The globalisation of the digital economy increases the complexity and the uncertainty in the
enforcement of contractual agreements (Milosevic et al., 2003). From the transaction costs
perspective this more complex and uncertain environment also makes the definition of
contractual agreements more difficult and expensive. Angelov and Grefen (2003) depict that the
increased complexity and uncertainty faced by companies in digital markets are the reasons for
the increased number of contracts established by companies trading in these markets. In extreme
cases, these authors argue that a situation of contract overload has occurred. Daskalopulu and
Sergot (1997) provide evidence highlighting the increased complexity of the content of these
contracts, which supports the argument presented in this paper: higher costs will be incurred in
order to stipulate the use of contracts under these conditions. A greater number of contracts
coupled with increased complexity leads to higher transaction costs. An increased number of
contracts create the need for a company to invest in contract management systems. The increased
complexity of contractual agreements has therefore necessitated investment in technological
solutions that facilitate the establishment and execution of electronic contracts (Allen and
Widdison, 1996; Merz et al., 1998).
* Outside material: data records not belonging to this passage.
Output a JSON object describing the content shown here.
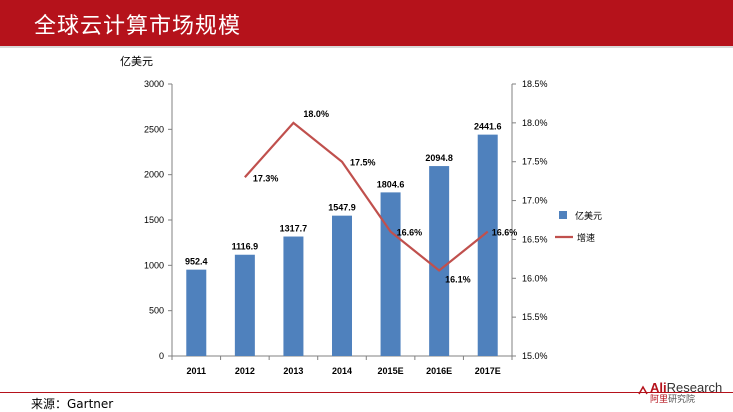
{
  "header": {
    "title": "全球云计算市场规模"
  },
  "footer": {
    "source": "来源：Gartner"
  },
  "logo": {
    "part1": "Ali",
    "part2": "Research",
    "sub_part1": "阿里",
    "sub_part2": "研究院"
  },
  "colors": {
    "header_bg": "#b5121b",
    "bar": "#4f81bd",
    "line": "#c0504d",
    "axis": "#808080"
  },
  "chart_data": {
    "type": "bar",
    "categories": [
      "2011",
      "2012",
      "2013",
      "2014",
      "2015E",
      "2016E",
      "2017E"
    ],
    "unit_label": "亿美元",
    "series": [
      {
        "name": "亿美元",
        "type": "bar",
        "axis": "left",
        "values": [
          952.4,
          1116.9,
          1317.7,
          1547.9,
          1804.6,
          2094.8,
          2441.6
        ],
        "labels": [
          "952.4",
          "1116.9",
          "1317.7",
          "1547.9",
          "1804.6",
          "2094.8",
          "2441.6"
        ]
      },
      {
        "name": "增速",
        "type": "line",
        "axis": "right",
        "values": [
          null,
          17.3,
          18.0,
          17.5,
          16.6,
          16.1,
          16.6
        ],
        "labels": [
          "",
          "17.3%",
          "18.0%",
          "17.5%",
          "16.6%",
          "16.1%",
          "16.6%"
        ]
      }
    ],
    "y_left": {
      "min": 0,
      "max": 3000,
      "ticks": [
        "0",
        "500",
        "1000",
        "1500",
        "2000",
        "2500",
        "3000"
      ]
    },
    "y_right": {
      "min": 15.0,
      "max": 18.5,
      "ticks": [
        "15.0%",
        "15.5%",
        "16.0%",
        "16.5%",
        "17.0%",
        "17.5%",
        "18.0%",
        "18.5%"
      ]
    },
    "legend_position": "right",
    "grid": false
  }
}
Once again, the cross-effects of the adoption of ICT are
difficult to assess.
4
As argued by Ciborra (1993) the evaluation of the effects of ICT on the economic system must
take into consideration the socio-technical context within which the transactions occur.
Similarly, Lacity and Willcocks (1995) argue that transactions occur in dynamic environments
that change over time, rendering it difficult to take decisions that minimise transaction costs
without considering the context within which these transactions occurs.